= Toral subalgebra =

Lie algebra all of which elements are semisimple

In mathematics, a toral subalgebra is a Lie subalgebra of a general linear Lie algebra all of whose elements are semisimple (or diagonalizable over an algebraically closed field). Over an algebraically closed field, every toral Lie algebra is abelian; thus, its elements are simultaneously diagonalizable.

== In semisimple and reductive Lie algebras ==
A subalgebra $\mathfrak h$ of a semisimple Lie algebra $\mathfrak g$ is called toral if the adjoint representation of $\mathfrak h$ on $\mathfrak g$, $\operatorname{ad}(\mathfrak h) \subset \mathfrak{gl}(\mathfrak g)$ is a toral subalgebra. A maximal toral Lie subalgebra of a finite-dimensional semisimple Lie algebra, or more generally of a finite-dimensional reductive Lie algebra, over an algebraically closed field of characteristic 0 is a Cartan subalgebra and vice versa. In particular, a maximal toral Lie subalgebra in this setting is self-normalizing, coincides with its centralizer, and the Killing form of $\mathfrak g$ restricted to $\mathfrak h$ is nondegenerate.

For more general Lie algebras, a Cartan subalgebra may differ from a maximal toral subalgebra.

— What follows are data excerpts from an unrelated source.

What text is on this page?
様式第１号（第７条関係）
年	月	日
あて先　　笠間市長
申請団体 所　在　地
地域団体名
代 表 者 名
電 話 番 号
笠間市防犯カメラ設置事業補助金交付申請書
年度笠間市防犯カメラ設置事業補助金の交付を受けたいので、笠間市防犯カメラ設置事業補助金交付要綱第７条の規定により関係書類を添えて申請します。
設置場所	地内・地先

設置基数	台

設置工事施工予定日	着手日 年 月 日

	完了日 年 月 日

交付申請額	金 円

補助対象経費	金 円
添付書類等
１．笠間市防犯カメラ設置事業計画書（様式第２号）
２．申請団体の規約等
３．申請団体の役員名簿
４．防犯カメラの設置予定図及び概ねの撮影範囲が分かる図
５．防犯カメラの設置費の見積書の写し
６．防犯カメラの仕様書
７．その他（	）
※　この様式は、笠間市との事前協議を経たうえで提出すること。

In a finite-dimensional semisimple Lie algebra $\mathfrak g$ over an algebraically closed field of a characteristic zero, a toral subalgebra exists. In fact, if $\mathfrak g$ has only nilpotent elements, then it is nilpotent (Engel's theorem), but then its Killing form is identically zero, contradicting semisimplicity. Hence, $\mathfrak g$ must have a nonzero semisimple element, say x; the linear span of x is then a toral subalgebra.